Thomas is one of six early enrollees, and he hopes that arriving for a full winter conditioning and spring ball will enable him to get on the field early next season. He also has to perfect his craft at safety after spending the majority of his high-school career closer to the line of scrimmage at linebacker and defensive end.
"There was one game where he actually played along the defensive line, at linebacker, at cornerback and at safety all within four quarters," Marlington coach Ed Miley said.
"He's so physical; I've seen a lot of fast kids and good athletes but never seen anyone as physical as Dymonte. He's relentless to the football, and he doesn't miss tackles. He hits you and you fall backwards. He's used to playing in the box, used to having to navigate through blockers to get to the ball carrier so that will come naturally to him when he moves to safety."
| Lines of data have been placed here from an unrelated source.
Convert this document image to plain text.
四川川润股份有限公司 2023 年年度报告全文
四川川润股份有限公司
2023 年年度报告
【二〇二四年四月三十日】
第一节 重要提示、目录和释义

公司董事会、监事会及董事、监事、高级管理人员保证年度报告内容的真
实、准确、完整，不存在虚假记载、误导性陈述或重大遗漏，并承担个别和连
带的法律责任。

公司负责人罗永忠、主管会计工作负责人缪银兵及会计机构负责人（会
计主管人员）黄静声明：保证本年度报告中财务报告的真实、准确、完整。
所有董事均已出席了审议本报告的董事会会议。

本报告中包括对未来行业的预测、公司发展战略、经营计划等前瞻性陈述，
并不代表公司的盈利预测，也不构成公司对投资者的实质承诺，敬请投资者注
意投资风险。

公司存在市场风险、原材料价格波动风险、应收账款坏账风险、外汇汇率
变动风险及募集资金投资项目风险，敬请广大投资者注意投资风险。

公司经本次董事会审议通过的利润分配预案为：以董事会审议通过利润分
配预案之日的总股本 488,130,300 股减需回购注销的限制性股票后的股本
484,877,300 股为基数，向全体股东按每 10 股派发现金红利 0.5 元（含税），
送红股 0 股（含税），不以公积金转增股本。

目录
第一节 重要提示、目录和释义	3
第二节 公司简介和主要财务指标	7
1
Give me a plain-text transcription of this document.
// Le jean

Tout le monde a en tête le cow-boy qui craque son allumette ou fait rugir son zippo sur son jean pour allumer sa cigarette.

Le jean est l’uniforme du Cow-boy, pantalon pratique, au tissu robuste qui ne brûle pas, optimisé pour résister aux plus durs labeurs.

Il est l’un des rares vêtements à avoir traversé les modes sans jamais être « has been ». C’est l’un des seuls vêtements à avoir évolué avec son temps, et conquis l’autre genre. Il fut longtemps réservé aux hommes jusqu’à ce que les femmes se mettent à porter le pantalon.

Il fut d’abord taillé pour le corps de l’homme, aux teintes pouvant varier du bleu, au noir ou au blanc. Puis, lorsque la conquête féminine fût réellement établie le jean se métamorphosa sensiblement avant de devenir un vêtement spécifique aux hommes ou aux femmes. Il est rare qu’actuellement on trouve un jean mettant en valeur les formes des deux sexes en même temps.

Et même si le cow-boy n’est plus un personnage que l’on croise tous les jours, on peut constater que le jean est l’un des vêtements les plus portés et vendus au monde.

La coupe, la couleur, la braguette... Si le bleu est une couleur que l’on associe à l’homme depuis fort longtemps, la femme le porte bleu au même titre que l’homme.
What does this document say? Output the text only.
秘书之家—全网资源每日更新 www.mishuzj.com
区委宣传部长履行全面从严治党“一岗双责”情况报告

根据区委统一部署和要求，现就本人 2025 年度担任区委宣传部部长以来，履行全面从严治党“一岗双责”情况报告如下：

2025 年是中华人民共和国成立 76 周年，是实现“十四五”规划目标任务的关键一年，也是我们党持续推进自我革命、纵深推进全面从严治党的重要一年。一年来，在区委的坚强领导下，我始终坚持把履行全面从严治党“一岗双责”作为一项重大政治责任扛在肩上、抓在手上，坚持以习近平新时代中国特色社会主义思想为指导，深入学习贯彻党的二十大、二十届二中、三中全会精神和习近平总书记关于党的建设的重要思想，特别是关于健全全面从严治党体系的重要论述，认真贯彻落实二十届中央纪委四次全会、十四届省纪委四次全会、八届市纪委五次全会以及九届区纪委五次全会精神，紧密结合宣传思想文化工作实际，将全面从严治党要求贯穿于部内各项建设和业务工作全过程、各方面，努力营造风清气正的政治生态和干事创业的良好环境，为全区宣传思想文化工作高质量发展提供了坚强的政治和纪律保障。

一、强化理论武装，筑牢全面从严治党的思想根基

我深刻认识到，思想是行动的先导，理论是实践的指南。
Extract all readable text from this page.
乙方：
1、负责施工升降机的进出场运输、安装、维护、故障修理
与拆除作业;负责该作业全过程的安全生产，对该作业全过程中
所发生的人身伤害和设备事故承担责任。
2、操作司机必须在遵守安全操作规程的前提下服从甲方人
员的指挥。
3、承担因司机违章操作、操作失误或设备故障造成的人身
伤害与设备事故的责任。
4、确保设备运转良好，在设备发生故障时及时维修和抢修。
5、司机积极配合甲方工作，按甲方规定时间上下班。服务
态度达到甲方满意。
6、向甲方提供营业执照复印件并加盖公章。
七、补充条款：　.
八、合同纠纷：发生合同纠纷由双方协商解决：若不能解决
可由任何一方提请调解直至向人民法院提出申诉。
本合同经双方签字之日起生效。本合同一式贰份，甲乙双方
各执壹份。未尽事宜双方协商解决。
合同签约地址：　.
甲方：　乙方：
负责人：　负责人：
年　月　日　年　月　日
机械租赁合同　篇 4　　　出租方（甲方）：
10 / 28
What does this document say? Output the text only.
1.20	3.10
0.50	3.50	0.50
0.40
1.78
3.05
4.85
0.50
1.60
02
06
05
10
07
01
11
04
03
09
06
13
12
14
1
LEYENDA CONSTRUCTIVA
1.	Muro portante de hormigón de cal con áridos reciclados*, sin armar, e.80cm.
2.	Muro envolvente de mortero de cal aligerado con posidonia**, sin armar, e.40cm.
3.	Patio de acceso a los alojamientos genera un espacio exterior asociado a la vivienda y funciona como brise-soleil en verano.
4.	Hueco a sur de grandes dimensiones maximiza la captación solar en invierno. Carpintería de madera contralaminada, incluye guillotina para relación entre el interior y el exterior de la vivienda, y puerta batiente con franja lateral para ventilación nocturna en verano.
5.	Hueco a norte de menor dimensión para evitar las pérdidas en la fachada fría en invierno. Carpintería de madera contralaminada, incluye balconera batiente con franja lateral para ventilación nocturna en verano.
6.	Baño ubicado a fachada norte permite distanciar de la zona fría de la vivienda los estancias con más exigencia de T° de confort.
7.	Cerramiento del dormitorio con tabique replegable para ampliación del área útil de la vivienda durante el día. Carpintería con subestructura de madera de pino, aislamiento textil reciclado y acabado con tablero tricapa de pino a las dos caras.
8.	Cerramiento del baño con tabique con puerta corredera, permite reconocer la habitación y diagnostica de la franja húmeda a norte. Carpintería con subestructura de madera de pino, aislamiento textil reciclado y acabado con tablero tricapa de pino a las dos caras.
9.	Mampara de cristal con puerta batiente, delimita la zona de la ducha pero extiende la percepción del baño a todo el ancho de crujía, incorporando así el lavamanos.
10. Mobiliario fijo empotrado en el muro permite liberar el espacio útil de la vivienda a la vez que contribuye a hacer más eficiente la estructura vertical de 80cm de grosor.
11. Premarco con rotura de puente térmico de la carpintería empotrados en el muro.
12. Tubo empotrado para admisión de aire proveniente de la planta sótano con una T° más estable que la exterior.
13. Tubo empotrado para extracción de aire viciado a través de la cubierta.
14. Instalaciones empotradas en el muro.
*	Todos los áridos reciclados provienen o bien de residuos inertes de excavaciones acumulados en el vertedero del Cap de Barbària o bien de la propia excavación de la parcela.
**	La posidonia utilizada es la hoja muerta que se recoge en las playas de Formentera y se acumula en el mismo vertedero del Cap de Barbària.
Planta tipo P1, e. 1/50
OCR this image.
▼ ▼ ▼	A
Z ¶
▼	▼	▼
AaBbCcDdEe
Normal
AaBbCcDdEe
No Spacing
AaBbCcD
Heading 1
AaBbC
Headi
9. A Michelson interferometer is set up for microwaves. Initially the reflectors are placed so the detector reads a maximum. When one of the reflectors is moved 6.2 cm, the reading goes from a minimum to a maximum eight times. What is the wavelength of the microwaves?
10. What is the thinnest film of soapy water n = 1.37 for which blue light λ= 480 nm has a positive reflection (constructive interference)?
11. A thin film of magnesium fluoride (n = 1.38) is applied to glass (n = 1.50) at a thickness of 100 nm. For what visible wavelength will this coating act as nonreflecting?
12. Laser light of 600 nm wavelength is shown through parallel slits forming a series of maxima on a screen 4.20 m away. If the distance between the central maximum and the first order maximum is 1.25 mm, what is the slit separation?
In four seasons a starter for the Dukes, Thomas recorded 360 tackles, including nine sacks, picked off four passes and recovered four fumbles. He also rushed for 4,587 yards on 573 carries (8.0-yard average), scoring 56 touchdowns.
In his final high school game, Thomas had only 72 yards on 22 carries (3.8 yards per carry) in a 38-0 playoff loss to Poland Seminary. However, he probably shouldn't have played; he battled through a bad ankle.
"Here we are getting thumped, not the way he deserved to go out, and late in the game our opponent breaks through the line and the kid is gone for a long touchdown, but there's Dymonte going full speed to chase him down and stop him from scoring," Miley said. "That's the kind of kid he is - he will give you everything he has for four quarters.
"But as good as this kid is on the football field, the thing that stands out to me is his character off the field. My wife and I were at the All-American Bowl and we're walking around and see a special needs kid in a wheelchair just beaming with excitement because he has a signed cleat from a player. We look down and it's Dymonte's signature.
"He's just such an unselfish kid. I joke that there's no such thing as strangers in his life because he takes time for everyone."
Thomas is a terrific fit for Michigan because of that attitude, and because he projects to be a high-impact player on the field too, potentially as early as 2013.
"If you want to play as a freshman - I know [Jordan] Kovacs has graduated but there are a lot of great players here - I knew I needed to go through the weight program and prove to the staff how hard I'll work, and begin earning their trust," he said. "And then go through spring and learn the defense, and work with them on my technique, and just show them that I can make plays.
"I think if I do those things, then come camp next summer they'll already have confidence in me and that will give me a really good chance."